On weekends, Bob shared his two-bedroom, one bath apartment with his daughters, Sandy and Pam, and with Carl, of course. The bathroom was cluttered with all sorts of feminine products, shampoos, beauty bars and various articles of young women’s intimate clothing. We always teased Bob about his being a closet transvestite, based on what was on display in his bathroom.
“Oh, you guys. Stop it. But you never know!” he’d smile showing a gleaming gold tooth.
Bob was Episcopalian; his lover, Carl Baccio, a mostly quiet, serious guy from a typical Italian-American family, was a self-described ‘lapsed’ Catholic. He and Bob would attend the Integrity service at the Episcopal Church when Carl was at Bob’s for the weekend. Carl had been ‘out’ since college but Bob ‘came out’ in his mid-thirties and was still somewhere in his gay adolescence.
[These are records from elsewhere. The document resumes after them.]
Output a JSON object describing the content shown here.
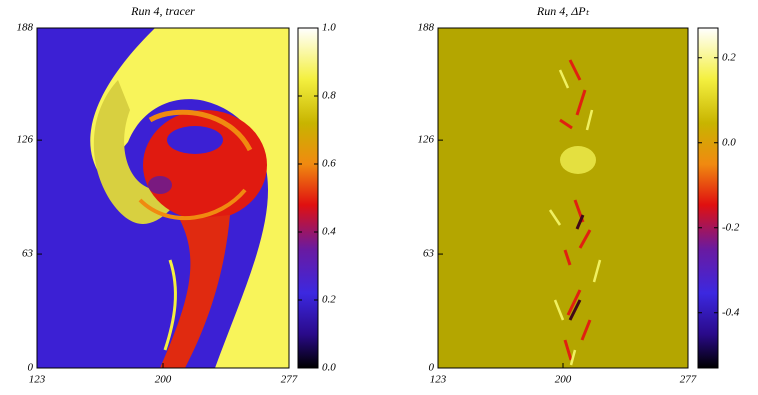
{
  "chart_data": [
    {
      "type": "heatmap",
      "title": "Run 4, tracer",
      "xlim": [
        123,
        277
      ],
      "xticks": [
        123,
        200,
        277
      ],
      "ylim": [
        0,
        188
      ],
      "yticks": [
        0,
        63,
        126,
        188
      ],
      "colorbar": {
        "lim": [
          0,
          1
        ],
        "ticks": [
          {
            "value": 0,
            "label": "0.0"
          },
          0.2,
          0.4,
          0.6,
          0.8,
          {
            "value": 1,
            "label": "1.0"
          }
        ]
      }
    },
    {
      "type": "heatmap",
      "title": "Run 4, ΔPₜ",
      "xlim": [
        123,
        277
      ],
      "xticks": [
        123,
        200,
        277
      ],
      "ylim": [
        0,
        188
      ],
      "yticks": [
        0,
        63,
        126,
        188
      ],
      "colorbar": {
        "lim": [
          -0.53,
          0.27
        ],
        "ticks": [
          -0.4,
          -0.2,
          {
            "value": 0,
            "label": "0.0"
          },
          0.2
        ]
      }
    }
  ]
}
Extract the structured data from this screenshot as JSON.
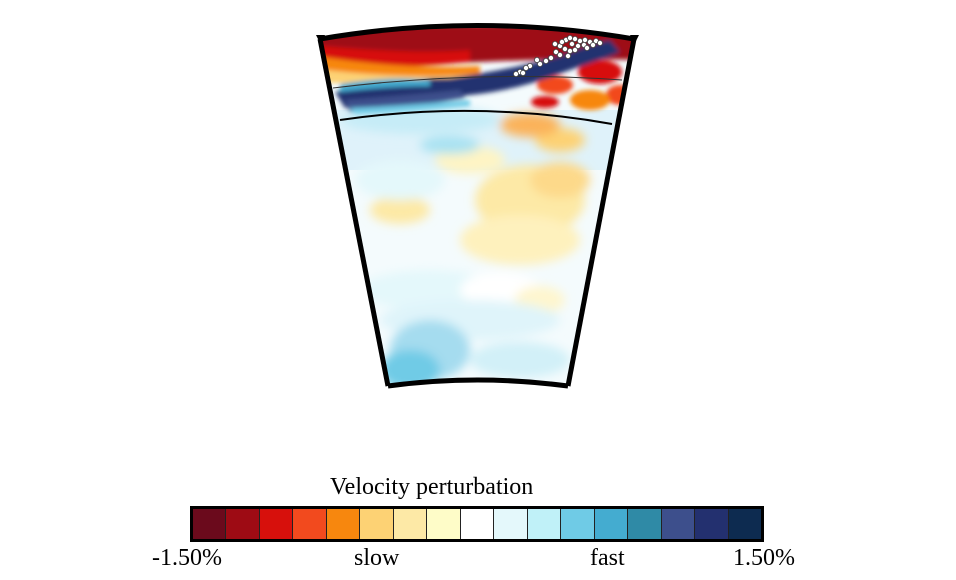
{
  "figure": {
    "colorbar": {
      "title": "Velocity perturbation",
      "min_label": "-1.50%",
      "max_label": "1.50%",
      "slow_label": "slow",
      "fast_label": "fast",
      "colors": [
        "#6b0a1c",
        "#9e0b14",
        "#d7100c",
        "#f24a1e",
        "#f7870e",
        "#fdd274",
        "#fde9a6",
        "#fefcc8",
        "#ffffff",
        "#e4f8fb",
        "#c0f1f8",
        "#6fcbe6",
        "#44acd0",
        "#2f8aa6",
        "#3d4f8c",
        "#23306f",
        "#0d2b50"
      ]
    },
    "markers": {
      "station_symbol": "inverted-triangle",
      "event_symbol": "white-circle"
    }
  }
}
Bob was obsessed with old movies, recent movies, TV movies and TV specials and just about all other genres of TV entertainment. Of course, this was before the world had ever heard of DVDs or other digital media. Bob would program his VCR to the TV Guide schedule and record every movie or TV program that interested him, and carefully label and store the video tapes to view at some later date. There had to be over a hundred tapes in the bookcase.
That later date when he planned to watch all those movies and taped TV shows never came. I felt a sense of loss as I was going through his prized videos - knowing he had been admitted to the hospital less than two months ago with a sudden onset of pneumonia. He remained there for several weeks while his immune system failed him entirely. He died one night with Carl, his two daughters and his ex-wife all by his side. ......
... Continued... let me know if you want to read more.
3 comments:
Very nice Frank. I almost feel like I know Bob now too! Do keep up the good writing.
Hey Frank, I just re-read this, where's the rest of it? Good writing.
Thanks, Russ.
The rest of it is complete and awaiting a final edit from three members of the writers' group who have offered to be my editors and publisher...and they have formed a publishing company to publish local authors. My memoir is in the pipeline. If and when it emerges as a book, I will post the news on this blog. I have been tempted to just put the whole thing out there myself, but they say patience is a virtue.